China Releases New Guidelines to Strictly Regulate Coal Mines at Risk of Severe Disasters
September 19, 2023 - A guideline to improve workplace safety in mines aims to eradicate hidden loopholes that lead to accidents by shifting the focus of the country's mine safety management to prevention, Chinese authorities said on Monday at a press conference elaborating on the newly released guidelines.
The guideline is the first framework document for mine safety with the approval of the Central Committee of the Communist Party of China and the State Council since the founding of the People's Republic of China, which means they have great practical significance and far-reaching historical significance, Zhang Xin, deputy director of the National Mine Safety Administration, told the press conference.
Rescuers on the site of the collapsed coal mine in Alxa league, North China's Inner Mongolia on February 23, 2023. Photo: Xinhua
The guideline comes at the right time as the national mine safety situation is grim and complex, coal mine accidents have rebounded sharply, open-pit coal mine accidents, and illegal activities such as concealing accidents have occurred frequently since the beginning of 2023, according to a discipline inspection official dispatched to the Ministry of Emergency Management.
One of the highlights of the guideline is that the country will stop building new coal mines with an annual production capacity below 900,000 tons that are also at risk of coal and gas outbursts, or involve complicated hydrogeological conditions. The small scale of these coal mines' production capacity will inevitably have a significant impact on safety investment and safety management of the enterprises, making it highly prone to major accidents resulting in casualties.
The guideline stipulates that the safety facility design review and safety production license approval for coal mines, metal and non-metal underground mines, tailings ponds and other construction projects shall be the responsibility of mine safety supervision departments at or above the provincial level, and shall not be delegated or entrusted to other institutions.

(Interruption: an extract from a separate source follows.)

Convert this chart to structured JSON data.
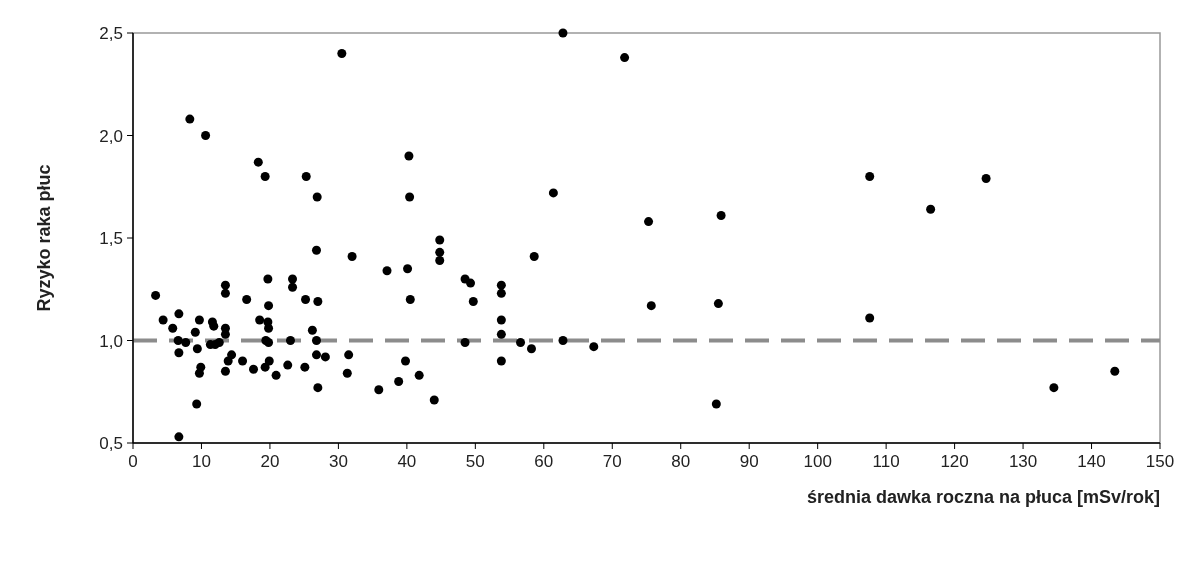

Among the seven provisions of the guideline, six focus on targeted arrangements in improving mining safety - strict mine safety access, the transformation and upgrading of mines, preventing and resolving major safety risks, strengthening the main responsibility of enterprises, implementing the responsibility of local party and government leadership and department supervision, and promoting the legal management of mine safety. The seventh provision stipulates how to strengthen organization and accountability and establish a coordination mechanism.

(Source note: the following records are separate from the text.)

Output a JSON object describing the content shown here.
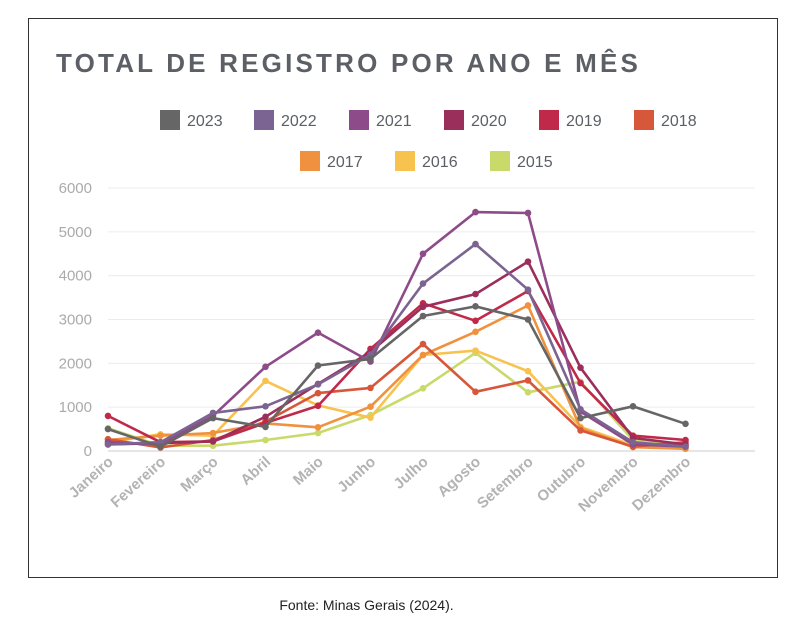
{
  "source_note": "Fonte: Minas Gerais (2024).",
  "chart_data": {
    "type": "line",
    "title": "TOTAL DE REGISTRO POR ANO E MÊS",
    "xlabel": "",
    "ylabel": "",
    "ylim": [
      0,
      6000
    ],
    "yticks": [
      "0",
      "1000",
      "2000",
      "3000",
      "4000",
      "5000",
      "6000"
    ],
    "grid": true,
    "legend_position": "top",
    "categories": [
      "Janeiro",
      "Fevereiro",
      "Março",
      "Abril",
      "Maio",
      "Junho",
      "Julho",
      "Agosto",
      "Setembro",
      "Outubro",
      "Novembro",
      "Dezembro"
    ],
    "series": [
      {
        "name": "2023",
        "color": "#666666",
        "values": [
          500,
          100,
          750,
          550,
          1950,
          2100,
          3080,
          3300,
          3000,
          750,
          1020,
          620
        ]
      },
      {
        "name": "2022",
        "color": "#7b6491",
        "values": [
          150,
          200,
          870,
          1020,
          1520,
          2200,
          3820,
          4720,
          3680,
          950,
          200,
          100
        ]
      },
      {
        "name": "2021",
        "color": "#8e4b8a",
        "values": [
          200,
          150,
          800,
          1920,
          2700,
          2040,
          4500,
          5450,
          5430,
          900,
          150,
          100
        ]
      },
      {
        "name": "2020",
        "color": "#9a2f5c",
        "values": [
          150,
          180,
          220,
          780,
          1530,
          2260,
          3290,
          3580,
          4320,
          1900,
          300,
          150
        ]
      },
      {
        "name": "2019",
        "color": "#c0294a",
        "values": [
          800,
          200,
          220,
          640,
          1030,
          2330,
          3370,
          2970,
          3650,
          1550,
          350,
          250
        ]
      },
      {
        "name": "2018",
        "color": "#d6573a",
        "values": [
          270,
          80,
          250,
          670,
          1320,
          1440,
          2440,
          1350,
          1610,
          470,
          100,
          200
        ]
      },
      {
        "name": "2017",
        "color": "#f0913f",
        "values": [
          250,
          350,
          410,
          630,
          540,
          1010,
          2190,
          2720,
          3320,
          520,
          90,
          50
        ]
      },
      {
        "name": "2016",
        "color": "#f8c24f",
        "values": [
          200,
          380,
          350,
          1600,
          1040,
          760,
          2190,
          2290,
          1820,
          550,
          130,
          60
        ]
      },
      {
        "name": "2015",
        "color": "#c9da6a",
        "values": [
          520,
          120,
          120,
          250,
          410,
          820,
          1430,
          2240,
          1340,
          1580,
          250,
          150
        ]
      }
    ]
  }
}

At a press conference, Xue Jianguang, an official from the National Mine Safety Administration, revealed that following the introduction of the guideline, the country will focus on improving laws and regulations on mine safety production standards and comprehensively revising the Mine Safety Law.
He revealed that the current revision has been officially launched, and it is in the process of research, demonstration and drafting.
Since the beginning of this year, overall mine safety in the country has been stable, with the number of mining accidents in the country dropping by 13 percent. The total number of non-coal mine accidents continues to decline, but coal mine accidents have rebounded, data provided by the National Mine Safety Administration in July shows. For instance, the country's largest open-pit coal mine accident since the establishment of the People's Republic of China occurred in North China's Inner Mongolia Autonomous Region in February.
The coal mine collapse in Inner Mongolia that killed 53, injured six and caused direct economic losses of over 204 million yuan ($27.99 million) was a production safety accident resulting from major long-term hidden risks.